Israël a démontré à maintes reprises qu’il est prêt à faire la paix avec les Palestiniens, et à parvenir à « une solution globale », en dépit de l’impasse dans les pourparlers, a déclaré dimanche le ministre des Affaires étrangères Avigdor Liberman.

« Nous sommes prêts à discuter, nous sommes prêts à négocier, mais nous ne tolérerons pas des mesures unilatérales », a assuré Liberman devant des diplomates étrangers réunis au siège du ministère des Affaires étrangères à Jérusalem.

Après les négociations d’Oslo et d’Annapolis, ce sont les Palestiniens qui ont refusé d’apposer leur signature sur les accords, a-t-il précisé, et pourtant, la communauté internationale continue de faire porter la responsabilité de ces échecs sur l’Etat hébreu.

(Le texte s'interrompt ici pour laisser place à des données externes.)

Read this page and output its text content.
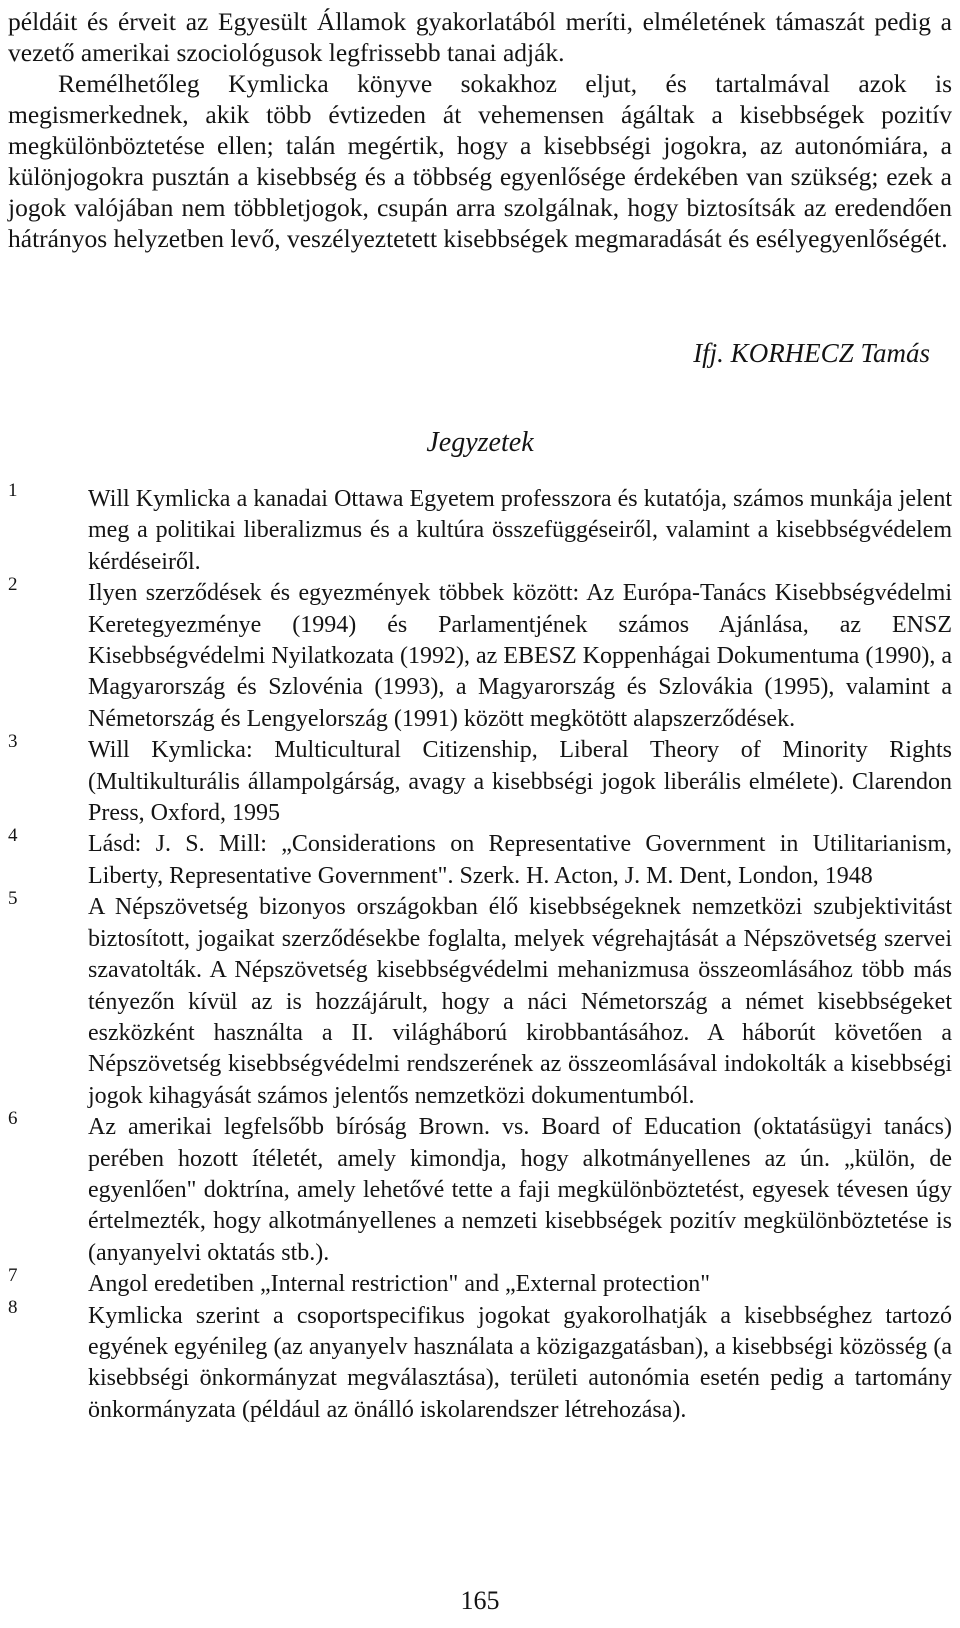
példáit és érveit az Egyesült Államok gyakorlatából meríti, elméletének támaszát pedig a vezető amerikai szociológusok legfrissebb tanai adják.
Remélhetőleg Kymlicka könyve sokakhoz eljut, és tartalmával azok is megismerkednek, akik több évtizeden át vehemensen ágáltak a kisebbségek pozitív megkülönböztetése ellen; talán megértik, hogy a kisebbségi jogokra, az autonómiára, a különjogokra pusztán a kisebbség és a többség egyenlősége érdekében van szükség; ezek a jogok valójában nem többletjogok, csupán arra szolgálnak, hogy biztosítsák az eredendően hátrányos helyzetben levő, veszélyeztetett kisebbségek megmaradását és esélyegyenlőségét.

Ifj. KORHECZ Tamás

Jegyzetek
1	Will Kymlicka a kanadai Ottawa Egyetem professzora és kutatója, számos munkája jelent meg a politikai liberalizmus és a kultúra összefüggéseiről, valamint a kisebbségvédelem kérdéseiről.
2	Ilyen szerződések és egyezmények többek között: Az Európa-Tanács Kisebbségvédelmi Keretegyezménye (1994) és Parlamentjének számos Ajánlása, az ENSZ Kisebbségvédelmi Nyilatkozata (1992), az EBESZ Koppenhágai Dokumentuma (1990), a Magyarország és Szlovénia (1993), a Magyarország és Szlovákia (1995), valamint a Németország és Lengyelország (1991) között megkötött alapszerződések.
3	Will Kymlicka: Multicultural Citizenship, Liberal Theory of Minority Rights (Multikulturális állampolgárság, avagy a kisebbségi jogok liberális elmélete). Clarendon Press, Oxford, 1995
4	Lásd: J. S. Mill: „Considerations on Representative Government in Utilitarianism, Liberty, Representative Government". Szerk. H. Acton, J. M. Dent, London, 1948
5	A Népszövetség bizonyos országokban élő kisebbségeknek nemzetközi szubjektivitást biztosított, jogaikat szerződésekbe foglalta, melyek végrehajtását a Népszövetség szervei szavatolták. A Népszövetség kisebbségvédelmi mehanizmusa összeomlásához több más tényezőn kívül az is hozzájárult, hogy a náci Németország a német kisebbségeket eszközként használta a II. világháború kirobbantásához. A háborút követően a Népszövetség kisebbségvédelmi rendszerének az összeomlásával indokolták a kisebbségi jogok kihagyását számos jelentős nemzetközi dokumentumból.
6	Az amerikai legfelsőbb bíróság Brown. vs. Board of Education (oktatásügyi tanács) perében hozott ítéletét, amely kimondja, hogy alkotmányellenes az ún. „külön, de egyenlően" doktrína, amely lehetővé tette a faji megkülönböztetést, egyesek tévesen úgy értelmezték, hogy alkotmányellenes a nemzeti kisebbségek pozitív megkülönböztetése is (anyanyelvi oktatás stb.).
7	Angol eredetiben „Internal restriction" and „External protection"
8	Kymlicka szerint a csoportspecifikus jogokat gyakorolhatják a kisebbséghez tartozó egyének egyénileg (az anyanyelv használata a közigazgatásban), a kisebbségi közösség (a kisebbségi önkormányzat megválasztása), területi autonómia esetén pedig a tartomány önkormányzata (például az önálló iskolarendszer létrehozása).

165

« Ce qui est intéressant de notre point de vue, c’est que certains pays et ses leaders… ont refusé de blâmer les Palestiniens pour le sabotage de ces pourparlers. Puis, après un certain temps… ils ont commencé à accuser Israël, et bien entendu à mettre toute la pression sur nous ».

Israël a néanmoins « démontrer sa volonté de parvenir à une solution globale, à un accord sur le statut final avec les Palestiniens », et cette volonté n’a pas été formulée « du bout des lèvres ».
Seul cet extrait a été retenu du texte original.